Why do use Binary Search Algorithm and not Simple Search Algorithm?
Suppose you have an array containing 100 elements and you want to reach the 100th element. If we use the Simple Search algorithm, we will be able to reach the 100th element after 100 attempts. Whereas, if we use the Binary Search algorithm, we will be able to reach element 100 after about 6 attempts. It's a big difference!
This makes the Binary Search algorithm the best choice for large arrays.
How does the Algorithm work?
- The algorithm takes array and it will give the start position and it will be at the beginning of array (index 0) and the last position and it will be the last of array.
- The algorithm checks all the elements of the array and gives a position in the middle.
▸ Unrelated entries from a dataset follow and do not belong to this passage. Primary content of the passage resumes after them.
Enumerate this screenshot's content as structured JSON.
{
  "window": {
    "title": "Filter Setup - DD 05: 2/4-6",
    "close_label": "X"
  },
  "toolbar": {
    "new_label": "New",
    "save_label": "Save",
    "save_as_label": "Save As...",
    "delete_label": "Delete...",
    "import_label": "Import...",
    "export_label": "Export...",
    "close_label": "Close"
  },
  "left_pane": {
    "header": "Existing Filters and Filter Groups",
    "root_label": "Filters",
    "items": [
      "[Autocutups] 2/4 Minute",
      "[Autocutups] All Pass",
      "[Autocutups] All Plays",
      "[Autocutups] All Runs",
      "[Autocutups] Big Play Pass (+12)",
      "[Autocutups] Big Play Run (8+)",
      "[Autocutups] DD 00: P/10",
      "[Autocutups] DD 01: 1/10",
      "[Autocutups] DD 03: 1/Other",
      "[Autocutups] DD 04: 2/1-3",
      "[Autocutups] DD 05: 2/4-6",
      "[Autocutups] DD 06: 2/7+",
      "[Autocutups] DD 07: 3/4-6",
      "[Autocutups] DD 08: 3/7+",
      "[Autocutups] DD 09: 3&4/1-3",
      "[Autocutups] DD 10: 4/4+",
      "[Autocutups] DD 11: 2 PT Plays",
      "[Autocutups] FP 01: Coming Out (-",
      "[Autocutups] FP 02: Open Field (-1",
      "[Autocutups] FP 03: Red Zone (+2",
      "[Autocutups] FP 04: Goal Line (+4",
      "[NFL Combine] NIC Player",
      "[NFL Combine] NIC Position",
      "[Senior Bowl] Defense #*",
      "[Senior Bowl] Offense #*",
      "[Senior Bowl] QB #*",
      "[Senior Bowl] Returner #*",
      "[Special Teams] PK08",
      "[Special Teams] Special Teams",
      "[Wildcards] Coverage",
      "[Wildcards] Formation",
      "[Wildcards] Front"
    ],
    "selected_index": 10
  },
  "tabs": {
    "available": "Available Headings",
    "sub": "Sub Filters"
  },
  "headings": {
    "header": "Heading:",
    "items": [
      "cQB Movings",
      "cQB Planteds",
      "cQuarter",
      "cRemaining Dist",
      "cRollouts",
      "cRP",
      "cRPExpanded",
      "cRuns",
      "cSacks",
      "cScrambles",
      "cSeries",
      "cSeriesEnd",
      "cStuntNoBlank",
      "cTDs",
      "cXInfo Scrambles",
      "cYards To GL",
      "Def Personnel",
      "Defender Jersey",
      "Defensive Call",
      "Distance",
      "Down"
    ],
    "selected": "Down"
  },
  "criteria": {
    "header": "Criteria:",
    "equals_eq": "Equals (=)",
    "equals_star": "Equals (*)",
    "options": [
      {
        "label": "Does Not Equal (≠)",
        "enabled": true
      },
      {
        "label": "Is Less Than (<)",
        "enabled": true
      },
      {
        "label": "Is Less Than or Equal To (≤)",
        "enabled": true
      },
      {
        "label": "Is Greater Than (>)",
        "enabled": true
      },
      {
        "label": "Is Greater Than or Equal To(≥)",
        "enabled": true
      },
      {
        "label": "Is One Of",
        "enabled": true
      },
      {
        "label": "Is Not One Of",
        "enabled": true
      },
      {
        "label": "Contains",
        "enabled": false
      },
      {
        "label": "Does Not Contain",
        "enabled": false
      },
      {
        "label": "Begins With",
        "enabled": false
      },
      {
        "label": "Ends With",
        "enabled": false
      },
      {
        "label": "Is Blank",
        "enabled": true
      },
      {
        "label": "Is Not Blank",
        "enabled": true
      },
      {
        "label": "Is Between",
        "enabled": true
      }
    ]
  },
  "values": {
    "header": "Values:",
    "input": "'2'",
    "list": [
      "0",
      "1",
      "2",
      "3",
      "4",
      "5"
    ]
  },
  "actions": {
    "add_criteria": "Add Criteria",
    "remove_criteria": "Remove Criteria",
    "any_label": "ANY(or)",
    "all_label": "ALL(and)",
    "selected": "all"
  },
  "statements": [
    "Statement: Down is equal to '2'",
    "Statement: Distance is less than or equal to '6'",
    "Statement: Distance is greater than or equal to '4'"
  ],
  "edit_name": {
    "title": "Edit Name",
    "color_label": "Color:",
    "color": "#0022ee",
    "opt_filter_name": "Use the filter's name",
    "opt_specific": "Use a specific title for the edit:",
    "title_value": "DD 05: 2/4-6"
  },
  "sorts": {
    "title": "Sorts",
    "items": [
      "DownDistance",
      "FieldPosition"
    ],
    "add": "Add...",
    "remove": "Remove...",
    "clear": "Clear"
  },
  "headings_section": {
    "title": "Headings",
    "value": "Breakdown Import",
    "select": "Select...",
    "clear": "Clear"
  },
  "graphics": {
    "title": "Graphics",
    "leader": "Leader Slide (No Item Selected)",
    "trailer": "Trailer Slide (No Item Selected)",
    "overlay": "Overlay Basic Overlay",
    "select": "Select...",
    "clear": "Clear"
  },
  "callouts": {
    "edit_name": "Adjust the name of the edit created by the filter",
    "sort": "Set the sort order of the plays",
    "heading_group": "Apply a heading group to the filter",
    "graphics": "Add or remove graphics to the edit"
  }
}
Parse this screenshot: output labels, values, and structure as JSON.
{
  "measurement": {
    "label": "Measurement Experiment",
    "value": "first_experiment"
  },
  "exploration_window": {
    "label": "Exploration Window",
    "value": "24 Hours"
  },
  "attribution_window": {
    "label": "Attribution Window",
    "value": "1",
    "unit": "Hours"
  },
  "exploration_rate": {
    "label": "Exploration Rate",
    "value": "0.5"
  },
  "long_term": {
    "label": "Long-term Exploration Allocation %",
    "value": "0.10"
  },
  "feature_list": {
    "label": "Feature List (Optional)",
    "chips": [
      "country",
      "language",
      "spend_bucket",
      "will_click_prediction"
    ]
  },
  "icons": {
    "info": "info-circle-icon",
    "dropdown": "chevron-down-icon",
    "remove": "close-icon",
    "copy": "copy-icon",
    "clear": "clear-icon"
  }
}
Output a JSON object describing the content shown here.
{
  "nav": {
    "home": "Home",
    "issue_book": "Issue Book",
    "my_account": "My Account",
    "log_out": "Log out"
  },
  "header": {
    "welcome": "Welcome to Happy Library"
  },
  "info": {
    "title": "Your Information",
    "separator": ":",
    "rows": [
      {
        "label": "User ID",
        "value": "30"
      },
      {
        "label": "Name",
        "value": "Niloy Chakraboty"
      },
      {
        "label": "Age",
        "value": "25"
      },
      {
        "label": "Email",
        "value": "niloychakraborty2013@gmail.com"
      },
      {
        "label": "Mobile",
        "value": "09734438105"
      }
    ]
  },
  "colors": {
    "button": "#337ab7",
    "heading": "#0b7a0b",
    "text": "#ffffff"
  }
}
It will always be between the beginning and the last.
- After completing the previous steps, the algorithm starts with its conditions:
A- If the center is equal to the target, then it is the desired element.
B- And if the middle is smaller than the target, it will make the value of the starting position is middle + 1 so (start = middle + 1).
C- And in the case that the middle is greater than the target, it will make the value of the last position is the middle - 1 so (last = middle - 1).
We can start with the code to make the idea more clear.
Binary Search Algorithm In JavaScript
function binary_search(arr, target) {
var start = 0;
var last = (arr.length-1);
while(start <= last) {
var middle = Math.floor((start+last)/2);
if(arr[middle] == target) {
return middle;
}
else if(arr[middle] < target) {
start = middle+ 1;
}
else if(arr[middle] > target) {
last = middle- 1;
}
}
return null;
}
var arr = [1, 2, 3, 5, 7, 9];
console.log(binary_search(arr, 5)); // output: 3
Binary Search Algorithm In Python
def binary_search(arr, target):
start = 0
last = len(arr)-1
while start <= last:
middle = (start + last)//2
if arr[middle] == target:
return middle
elif arr[middle] < target:
start = middle + 1
elif arr[middle] > target:
last = middle - 1
return None
arr = [1, 2, 3, 5, 7, 9]
print(binary_search(arr, 3)) # output: 2
Time Complexity
- Simple Search: O(n) - linear time
- Binary Search: O(log n) - log time
That's it, folks! hope it was a good read for you. Thank you!